Он задумчиво потеребил взлохматившуюся светлую бороду.
— Наши психиатры твердят, что по-настоящему счастливы лишь те, кто верит. Верят ли они в Христа или в Будду, или в Эрику Стормьен, в переселение душ или в бессмертие, силу любви или природу, или в платформу политической партии — в результате это ведет к одному и тому же — вере. И они счастливы — и те, кто познал истину, и даже те, кто разочаровался и покончил с собой. Истины так необъятны, религии так ничтожны, да к тому же плохо сработаны и пестрят ошибками и противоречиями. Мы видим, что стоит за этим, чувствуем, как на нас давит темнота, и не можем больше оставаться счастливыми.
До меня уже дошло, к чему клонит Иудассон.
— Ваши Лжецы изобретают верования.
Он улыбнулся.
— Причем самые разные. И не только религиозные. Подумайте об этом. Правда — инструмент грубый. Красота всегда предпочтительнее правды. Мы изобретаем красоту. Верования, политические течения, высокие идеалы, вера в любовь и дружбу — все это вариации лжи. Мы лжем, говоря о тех или иных понятиях; лжем бесконечно, о чем бы мы ни говорили. Мы приукрашиваем историю, мифы, религии, делаем их более красивыми, улучшаем их, чтобы в них легче было поверить. Конечно, наша ложь несовершенна. Но истины слишком громоздки. Быть может, однажды мы найдем ту великую ложь, которая удовлетворит все человечество; пока она не найдена, пусть послужат тысячи маленьких неправд.
— Мне нет никакого дела до вас, Лжецов, — сказал я холодно, даже, пожалуй, зло. — Всю жизнь я был поборником правды.
Лукиан заметил снисходительно:
— Отец Дамиан Хар Верис, рыцарь инквизиции, я был о вас лучшего мнения. Вы сами — Лжец. Вы делаете полезную работу.
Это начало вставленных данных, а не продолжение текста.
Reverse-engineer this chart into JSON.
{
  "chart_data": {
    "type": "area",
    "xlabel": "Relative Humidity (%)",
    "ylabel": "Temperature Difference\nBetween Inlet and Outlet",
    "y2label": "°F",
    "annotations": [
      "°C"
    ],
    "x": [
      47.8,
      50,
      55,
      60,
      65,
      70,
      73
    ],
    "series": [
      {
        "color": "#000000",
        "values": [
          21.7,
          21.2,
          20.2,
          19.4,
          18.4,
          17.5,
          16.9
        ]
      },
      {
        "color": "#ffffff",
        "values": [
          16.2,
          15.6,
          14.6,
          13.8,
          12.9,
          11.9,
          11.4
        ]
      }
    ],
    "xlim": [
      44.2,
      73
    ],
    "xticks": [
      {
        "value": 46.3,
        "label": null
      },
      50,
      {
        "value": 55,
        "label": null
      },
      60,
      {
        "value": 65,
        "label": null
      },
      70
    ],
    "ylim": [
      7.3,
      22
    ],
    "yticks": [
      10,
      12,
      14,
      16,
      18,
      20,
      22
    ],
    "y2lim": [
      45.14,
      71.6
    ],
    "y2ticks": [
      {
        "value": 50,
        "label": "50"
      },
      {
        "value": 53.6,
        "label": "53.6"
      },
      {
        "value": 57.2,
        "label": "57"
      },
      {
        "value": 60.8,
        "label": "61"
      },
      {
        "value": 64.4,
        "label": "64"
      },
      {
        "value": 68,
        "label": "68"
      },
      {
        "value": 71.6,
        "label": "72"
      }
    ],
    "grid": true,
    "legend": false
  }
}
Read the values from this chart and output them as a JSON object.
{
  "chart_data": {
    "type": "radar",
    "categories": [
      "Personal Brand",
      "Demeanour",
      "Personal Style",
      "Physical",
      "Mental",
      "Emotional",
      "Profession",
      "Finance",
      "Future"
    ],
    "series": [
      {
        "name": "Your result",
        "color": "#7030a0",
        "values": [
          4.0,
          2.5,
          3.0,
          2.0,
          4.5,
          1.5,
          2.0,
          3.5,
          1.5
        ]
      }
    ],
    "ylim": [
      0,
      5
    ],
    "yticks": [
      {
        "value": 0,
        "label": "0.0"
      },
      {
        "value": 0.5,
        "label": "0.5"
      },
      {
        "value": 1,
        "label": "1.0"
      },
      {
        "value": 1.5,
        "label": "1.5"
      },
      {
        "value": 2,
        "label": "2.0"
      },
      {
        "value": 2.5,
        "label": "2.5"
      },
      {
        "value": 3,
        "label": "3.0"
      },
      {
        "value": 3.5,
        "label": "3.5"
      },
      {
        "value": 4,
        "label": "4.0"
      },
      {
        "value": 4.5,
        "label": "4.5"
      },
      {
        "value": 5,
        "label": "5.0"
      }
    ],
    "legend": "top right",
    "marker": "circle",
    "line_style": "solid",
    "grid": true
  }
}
Вы летаете на разные планеты и везде уничтожаете глупцов, мятежников, сомневающихся, которые осмелились посягнуть на основы той всеобъемлющей лжи, которой вы служите.
— Если моя ложь так притягательна, почему вы отказались от нее? — спросил я.
— Религия должна соответствовать культуре и обществу, работать на них, а не против. Если налицо противоречие, противопоставление, тогда ложь разрушается и вера оказывается поколебленной. Ваша религия хороша для многих других планет, но не для Ариона. Здесь царит всепрощение, а вера ваша нетерпима. Мы здесь любим красоту, а ваша вера слишком скупа на нее. Поэтому мы улучшили эту веру. Мы изучаем свой мир очень давно. Мы знаем его психологический срез. Житие Святого Иуды здесь будет пользоваться успехом. Его история драматична, своеобразна, в ней много прекрасного, — а эстетика привлекает. Это трагедия со счастливым концом, а на Арионе помешаны на таких историях. И драконы — недурное дополнение, верно? Думаю, что и ваша церковь должна поискать возможность как-то использовать драконов. Это восхитительные создания.